ALLAH en doğrusunu bilendir.
Cenab-ı Ali, Hz. Fatıma’nın irtihalinden sonra sakal bırakmışlardır.
Geylanî, Rifaî, Bedevî, Dissukî, Şabanı Velî, “Velâyete” sahiptiler.
Sakalları iki parmaktı...
Resûlü Ekrem hicretten sonra Medine’de sakal bırakmışlardır.
Mekke’de iken saçları uzundu.
“Saçlarınıza ikram ediniz!”,
Bu saç bırakanlara emirdir ve kendileri saçı tabiî olarak kabul etmelerindedir.
Kendileri sakal bırakmadan saçları mevcuttu.
Resûlullahın saçları omuzuna yakın kulak memeleri hizasında idi...
Son söz olarak şunu söyleyebiliriz.
Hazreti Veysel’e:
“Sakal bıraksana!” demişler:
“Resûlü Ekrem’i cesedden görmeyi HAKK bana nasib etmedi. Nasıl sakal bıraktığını bilmiyorum utanırım!” demişler.
İbni Berekât Rakibi Isfahanı, Muhattarat ismindeki kitabında sakal hakkında şunlar vardır:
3’lerde sakal yoktur. Mecburidir.
7’lerde sakal yoktur. Bırakmazlar.
40’larda sakal yoktur. Bırakmazlar. Bunların niçinleri vardır.
300’lerde bazılarında vardır, bazılarında yoktur, ihtiyaridir...
3000’lerde sakal yoktur.
7’lerin ve 40’ların vefatlarında yerlerine seçilecekler de sakalsızdırlar.
30.000’lerde bazılarında vardır, bazılarında yoktur.

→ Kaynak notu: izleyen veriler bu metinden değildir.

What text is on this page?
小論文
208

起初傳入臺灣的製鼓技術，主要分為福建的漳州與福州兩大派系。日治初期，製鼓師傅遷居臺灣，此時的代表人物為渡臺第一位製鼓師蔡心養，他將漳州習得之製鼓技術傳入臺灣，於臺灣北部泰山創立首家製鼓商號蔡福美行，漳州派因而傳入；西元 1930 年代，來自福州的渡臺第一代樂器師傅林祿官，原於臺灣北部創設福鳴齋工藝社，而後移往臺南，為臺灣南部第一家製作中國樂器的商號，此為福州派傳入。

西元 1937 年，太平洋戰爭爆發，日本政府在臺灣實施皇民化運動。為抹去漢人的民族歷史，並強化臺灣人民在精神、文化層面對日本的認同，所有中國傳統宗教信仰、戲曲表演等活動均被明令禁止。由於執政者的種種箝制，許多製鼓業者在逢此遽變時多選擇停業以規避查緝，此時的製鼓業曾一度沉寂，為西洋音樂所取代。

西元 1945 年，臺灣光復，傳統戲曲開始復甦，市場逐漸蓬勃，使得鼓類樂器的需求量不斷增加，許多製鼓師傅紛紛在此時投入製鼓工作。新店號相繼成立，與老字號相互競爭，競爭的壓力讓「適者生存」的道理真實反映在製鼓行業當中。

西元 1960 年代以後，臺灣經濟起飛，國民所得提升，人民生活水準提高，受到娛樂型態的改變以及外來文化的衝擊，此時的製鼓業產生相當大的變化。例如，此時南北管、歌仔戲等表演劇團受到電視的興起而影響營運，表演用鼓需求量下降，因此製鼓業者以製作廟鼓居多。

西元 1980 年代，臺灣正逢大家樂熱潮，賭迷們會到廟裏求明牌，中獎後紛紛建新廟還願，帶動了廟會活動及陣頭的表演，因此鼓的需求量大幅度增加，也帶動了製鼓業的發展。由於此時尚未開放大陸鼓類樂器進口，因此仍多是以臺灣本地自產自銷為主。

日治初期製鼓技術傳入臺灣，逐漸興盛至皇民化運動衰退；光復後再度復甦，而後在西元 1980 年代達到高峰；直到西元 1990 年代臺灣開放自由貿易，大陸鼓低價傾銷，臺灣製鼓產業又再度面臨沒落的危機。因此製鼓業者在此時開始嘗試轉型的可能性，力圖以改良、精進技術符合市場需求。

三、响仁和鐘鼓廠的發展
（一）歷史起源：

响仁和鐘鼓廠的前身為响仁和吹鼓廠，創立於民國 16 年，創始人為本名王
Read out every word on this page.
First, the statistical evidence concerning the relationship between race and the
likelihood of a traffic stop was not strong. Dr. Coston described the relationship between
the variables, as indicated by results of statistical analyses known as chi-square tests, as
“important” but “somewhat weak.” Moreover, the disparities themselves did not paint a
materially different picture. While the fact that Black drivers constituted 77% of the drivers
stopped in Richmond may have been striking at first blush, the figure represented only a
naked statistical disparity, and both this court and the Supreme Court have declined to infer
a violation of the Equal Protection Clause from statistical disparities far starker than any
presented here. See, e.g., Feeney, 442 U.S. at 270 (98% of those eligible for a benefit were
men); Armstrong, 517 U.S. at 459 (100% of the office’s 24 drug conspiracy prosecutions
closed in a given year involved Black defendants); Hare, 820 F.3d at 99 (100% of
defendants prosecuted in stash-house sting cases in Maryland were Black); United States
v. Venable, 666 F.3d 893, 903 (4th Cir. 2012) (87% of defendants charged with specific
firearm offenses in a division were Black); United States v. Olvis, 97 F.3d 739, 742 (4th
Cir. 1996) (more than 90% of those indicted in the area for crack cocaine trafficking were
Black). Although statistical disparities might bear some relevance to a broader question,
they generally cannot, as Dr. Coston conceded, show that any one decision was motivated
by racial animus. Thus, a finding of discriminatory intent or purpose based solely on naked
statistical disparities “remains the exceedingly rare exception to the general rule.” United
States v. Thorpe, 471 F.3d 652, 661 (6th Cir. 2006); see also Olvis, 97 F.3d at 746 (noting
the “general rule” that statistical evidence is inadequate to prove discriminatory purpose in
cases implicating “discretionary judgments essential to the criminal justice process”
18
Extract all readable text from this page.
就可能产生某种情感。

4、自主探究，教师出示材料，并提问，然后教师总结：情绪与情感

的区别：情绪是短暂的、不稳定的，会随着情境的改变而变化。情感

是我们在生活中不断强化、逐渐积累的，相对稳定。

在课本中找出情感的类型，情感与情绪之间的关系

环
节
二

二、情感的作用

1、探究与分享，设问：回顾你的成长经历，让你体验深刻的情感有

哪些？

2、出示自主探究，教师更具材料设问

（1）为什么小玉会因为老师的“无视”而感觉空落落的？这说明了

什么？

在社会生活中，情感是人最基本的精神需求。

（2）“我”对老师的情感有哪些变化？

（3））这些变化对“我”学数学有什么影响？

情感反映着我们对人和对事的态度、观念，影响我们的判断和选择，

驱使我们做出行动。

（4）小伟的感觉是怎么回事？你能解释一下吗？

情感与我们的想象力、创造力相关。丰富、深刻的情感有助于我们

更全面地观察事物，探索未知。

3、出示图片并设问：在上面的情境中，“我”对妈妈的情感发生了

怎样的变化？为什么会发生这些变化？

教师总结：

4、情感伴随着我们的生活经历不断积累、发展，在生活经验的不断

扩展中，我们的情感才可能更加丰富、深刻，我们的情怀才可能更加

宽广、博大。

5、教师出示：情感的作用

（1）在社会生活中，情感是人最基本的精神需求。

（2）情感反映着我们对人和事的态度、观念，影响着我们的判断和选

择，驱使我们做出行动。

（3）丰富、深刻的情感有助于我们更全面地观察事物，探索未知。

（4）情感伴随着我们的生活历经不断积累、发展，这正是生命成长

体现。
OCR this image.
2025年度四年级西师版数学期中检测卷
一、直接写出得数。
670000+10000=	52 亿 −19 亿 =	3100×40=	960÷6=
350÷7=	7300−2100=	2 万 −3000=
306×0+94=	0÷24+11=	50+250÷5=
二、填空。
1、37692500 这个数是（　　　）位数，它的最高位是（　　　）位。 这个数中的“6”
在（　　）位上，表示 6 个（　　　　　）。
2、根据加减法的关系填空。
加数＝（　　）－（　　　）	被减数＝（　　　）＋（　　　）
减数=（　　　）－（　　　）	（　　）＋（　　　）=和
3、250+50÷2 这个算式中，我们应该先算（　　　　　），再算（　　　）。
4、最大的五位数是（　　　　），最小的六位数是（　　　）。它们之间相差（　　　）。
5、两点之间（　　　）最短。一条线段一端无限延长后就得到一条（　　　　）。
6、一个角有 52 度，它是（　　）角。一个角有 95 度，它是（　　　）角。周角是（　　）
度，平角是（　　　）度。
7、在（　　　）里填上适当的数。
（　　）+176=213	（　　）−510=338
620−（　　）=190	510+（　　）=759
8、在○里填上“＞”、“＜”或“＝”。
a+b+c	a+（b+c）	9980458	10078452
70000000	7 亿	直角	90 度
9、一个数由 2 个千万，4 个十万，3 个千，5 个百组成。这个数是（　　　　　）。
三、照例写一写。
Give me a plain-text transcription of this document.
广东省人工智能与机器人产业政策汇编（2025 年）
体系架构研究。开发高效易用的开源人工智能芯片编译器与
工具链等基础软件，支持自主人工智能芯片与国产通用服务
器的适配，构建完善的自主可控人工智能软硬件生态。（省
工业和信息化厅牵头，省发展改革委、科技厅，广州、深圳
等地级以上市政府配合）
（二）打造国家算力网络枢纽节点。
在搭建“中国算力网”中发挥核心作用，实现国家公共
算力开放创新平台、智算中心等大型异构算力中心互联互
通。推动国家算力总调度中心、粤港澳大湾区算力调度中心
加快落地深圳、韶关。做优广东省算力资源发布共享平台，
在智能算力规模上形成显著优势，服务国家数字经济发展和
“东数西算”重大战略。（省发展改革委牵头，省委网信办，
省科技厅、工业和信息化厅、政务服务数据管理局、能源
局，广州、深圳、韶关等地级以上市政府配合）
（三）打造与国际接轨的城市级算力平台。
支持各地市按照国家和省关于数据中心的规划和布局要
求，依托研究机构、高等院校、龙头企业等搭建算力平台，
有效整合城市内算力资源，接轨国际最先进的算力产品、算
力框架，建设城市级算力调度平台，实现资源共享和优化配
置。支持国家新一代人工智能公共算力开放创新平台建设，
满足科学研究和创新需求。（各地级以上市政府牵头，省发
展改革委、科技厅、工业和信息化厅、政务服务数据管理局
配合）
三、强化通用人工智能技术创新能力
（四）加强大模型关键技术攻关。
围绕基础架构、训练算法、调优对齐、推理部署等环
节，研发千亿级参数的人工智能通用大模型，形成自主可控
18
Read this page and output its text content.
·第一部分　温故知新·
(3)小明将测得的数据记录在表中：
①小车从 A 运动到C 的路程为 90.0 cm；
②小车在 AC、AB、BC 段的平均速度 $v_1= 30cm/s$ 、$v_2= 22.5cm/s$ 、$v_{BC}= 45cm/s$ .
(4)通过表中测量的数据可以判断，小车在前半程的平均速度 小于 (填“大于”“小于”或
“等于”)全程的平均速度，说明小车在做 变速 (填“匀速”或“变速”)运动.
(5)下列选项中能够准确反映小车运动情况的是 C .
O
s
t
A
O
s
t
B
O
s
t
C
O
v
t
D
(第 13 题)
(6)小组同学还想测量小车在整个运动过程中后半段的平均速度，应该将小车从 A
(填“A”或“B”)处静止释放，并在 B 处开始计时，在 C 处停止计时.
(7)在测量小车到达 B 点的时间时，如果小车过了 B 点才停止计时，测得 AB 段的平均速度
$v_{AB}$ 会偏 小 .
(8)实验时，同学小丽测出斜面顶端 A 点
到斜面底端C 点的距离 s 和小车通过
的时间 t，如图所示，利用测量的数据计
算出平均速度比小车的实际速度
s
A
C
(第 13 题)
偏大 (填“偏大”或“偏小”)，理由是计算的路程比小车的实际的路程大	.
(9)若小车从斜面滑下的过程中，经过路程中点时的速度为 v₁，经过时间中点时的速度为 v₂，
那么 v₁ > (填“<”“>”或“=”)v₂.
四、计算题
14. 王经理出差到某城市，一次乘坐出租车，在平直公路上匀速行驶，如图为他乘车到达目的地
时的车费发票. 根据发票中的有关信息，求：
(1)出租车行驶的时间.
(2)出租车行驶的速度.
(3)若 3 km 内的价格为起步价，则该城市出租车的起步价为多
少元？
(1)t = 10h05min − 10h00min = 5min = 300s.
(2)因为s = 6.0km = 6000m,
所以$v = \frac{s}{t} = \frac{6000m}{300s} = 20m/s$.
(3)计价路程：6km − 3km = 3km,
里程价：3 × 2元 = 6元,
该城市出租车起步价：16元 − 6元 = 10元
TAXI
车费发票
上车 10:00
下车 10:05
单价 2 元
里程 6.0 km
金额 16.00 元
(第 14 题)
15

Kutub ve Gavsda bir parmak Resûl’ün bıraktığı tarzda vardır.
Fakat mecburi değildir.
Sakal bırakmak zâten sünnetdir, ihtiyaridir
“Sakal bir şeyi gizler. Bir şeyi açığa vurur, bu sırrı çözmeye savaş!”.
Bu asırda bugün:
3’ler kalmadı.
7’ler 4 kişi kalmıştır.
40’lar 8 kişiye inmiştir.
Bıyık ve sakalda dini birşey aramak yobazcadır, sebebini bilirsen başkadır.